Malgré la nouvelle directive, plusieurs personnes se sont présentées aux portes des cliniques de dépistage aujourd'hui. Face à l’achalandage, des employés distribuaient des coupons de rendez-vous pour revenir se faire tester plus tard dans la journée, a constaté Le Journal.

« Nous n’avons pas la capacité de vérifier qui est un travailleur essentiel, alors on accepte encore tout le monde », a expliqué un employé de l’établissement situé dans l’arrondissement de Mercier–Hochelaga-Maisonneuve.

Adaptation  

Devant l’Hôtel-Dieu, un employé remettait des coupons de rendez-vous aux personnes qui se présentaient à la clinique de dépistage.

Photo Clara Loiseau

Devant l’Hôtel-Dieu, un employé remettait des coupons de rendez-vous aux personnes qui se présentaient à la clinique de dépistage.

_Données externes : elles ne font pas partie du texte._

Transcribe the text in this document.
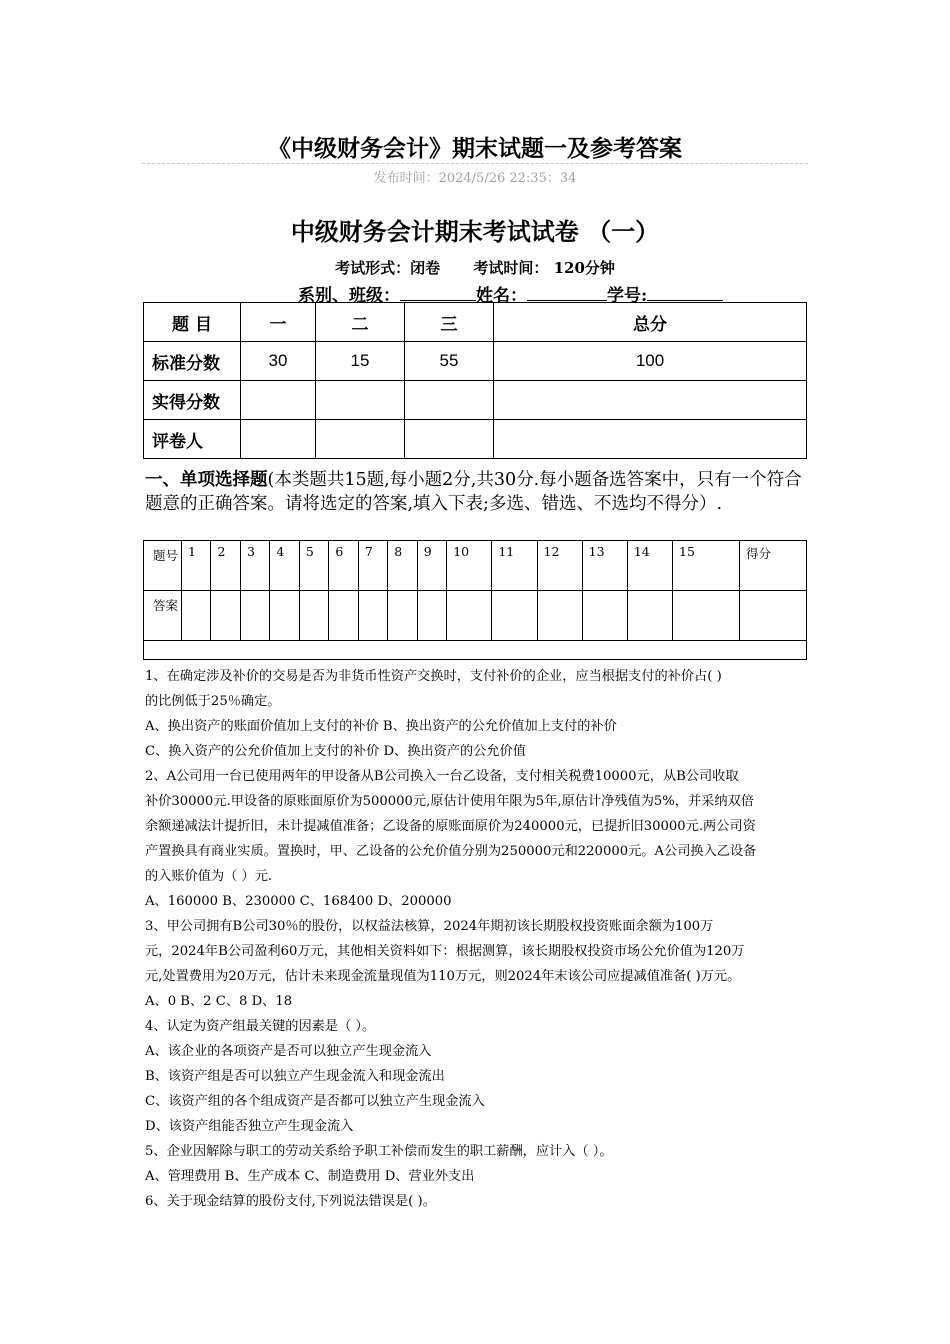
《中级财务会计》期末试题一及参考答案
发布时间：2024/5/26 22:35：34
中级财务会计期末考试试卷 （一）
考试形式：闭卷 考试时间： 120分钟
系别、班级：	姓名：	学号:
题 目	一	二	三	总分
标准分数	30	15	55	100
实得分数				
评卷人				
一、单项选择题(本类题共15题,每小题2分,共30分.每小题备选答案中，只有一个符合题意的正确答案。请将选定的答案,填入下表;多选、错选、不选均不得分）.
题号	1	2	3	4	5	6	7	8	9	10	11	12	13	14	15	得分
答案																

1、在确定涉及补价的交易是否为非货币性资产交换时，支付补价的企业，应当根据支付的补价占( )

的比例低于25％确定。

A、换出资产的账面价值加上支付的补价 B、换出资产的公允价值加上支付的补价

C、换入资产的公允价值加上支付的补价 D、换出资产的公允价值

2、A公司用一台已使用两年的甲设备从B公司换入一台乙设备，支付相关税费10000元，从B公司收取

补价30000元.甲设备的原账面原价为500000元,原估计使用年限为5年,原估计净残值为5%，并采纳双倍

余额递减法计提折旧，未计提减值准备；乙设备的原账面原价为240000元，已提折旧30000元.两公司资

产置换具有商业实质。置换时，甲、乙设备的公允价值分别为250000元和220000元。A公司换入乙设备

的入账价值为（ ）元.

A、160000 B、230000 C、168400 D、200000

3、甲公司拥有B公司30％的股份，以权益法核算，2024年期初该长期股权投资账面余额为100万

元，2024年B公司盈利60万元，其他相关资料如下：根据测算，该长期股权投资市场公允价值为120万

元,处置费用为20万元，估计未来现金流量现值为110万元，则2024年末该公司应提减值准备( )万元。

A、0 B、2 C、8 D、18

4、认定为资产组最关键的因素是（ ）。

A、该企业的各项资产是否可以独立产生现金流入

B、该资产组是否可以独立产生现金流入和现金流出

C、该资产组的各个组成资产是否都可以独立产生现金流入

D、该资产组能否独立产生现金流入

5、企业因解除与职工的劳动关系给予职工补偿而发生的职工薪酬，应计入（ ）。

A、管理费用 B、生产成本 C、制造费用 D、营业外支出

6、关于现金结算的股份支付,下列说法错误是( )。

Du côté de la clinique de dépistage de l’Hôtel-Dieu, même situation. Plusieurs citoyens sans rendez-vous s’y sont présentés, à qui des coupons étaient aussi remis.

Selon le ministère de la Santé, « les nouvelles orientations pour les tests PCR seront appliquées très rapidement, au cours des prochains jours ».

Toutefois, certains établissements commençaient à appliquer graduellement la nouvelle mesure. À l’Institut universitaire en santé mentale Douglas, à Verdun, seuls les personnes ayant de très gros symptômes et les travailleurs du CIUSSS sont dépistés, indique une employée.

« Si vous n’êtes pas trop malade, on va vous dire de faire un test rapide et de vous isoler à la maison pendant dix jours », a-t-elle ajouté.

Plus le choix  

Pour plusieurs experts, le gouvernement n’a pas eu d’autre choix que de mettre en place cette nouvelle mesure.

Pour le professeur du Département de sciences biologiques de l’UQAM, Benoit Barbeau, il est important de dépister ceux qui en ont le plus besoin. Toutefois, sans ces précieuses données quotidiennes, Québec perd un point de repère important pour le suivi de l’évolution de la situation.

« Maintenant on doit se baser uniquement sur les augmentations des hospitalisations, alors que ça nous permettait d’avoir un aperçu de la tendance des cas d’infection qui se répercutaient sur les cas d’hospitalisation », a-t-il déploré.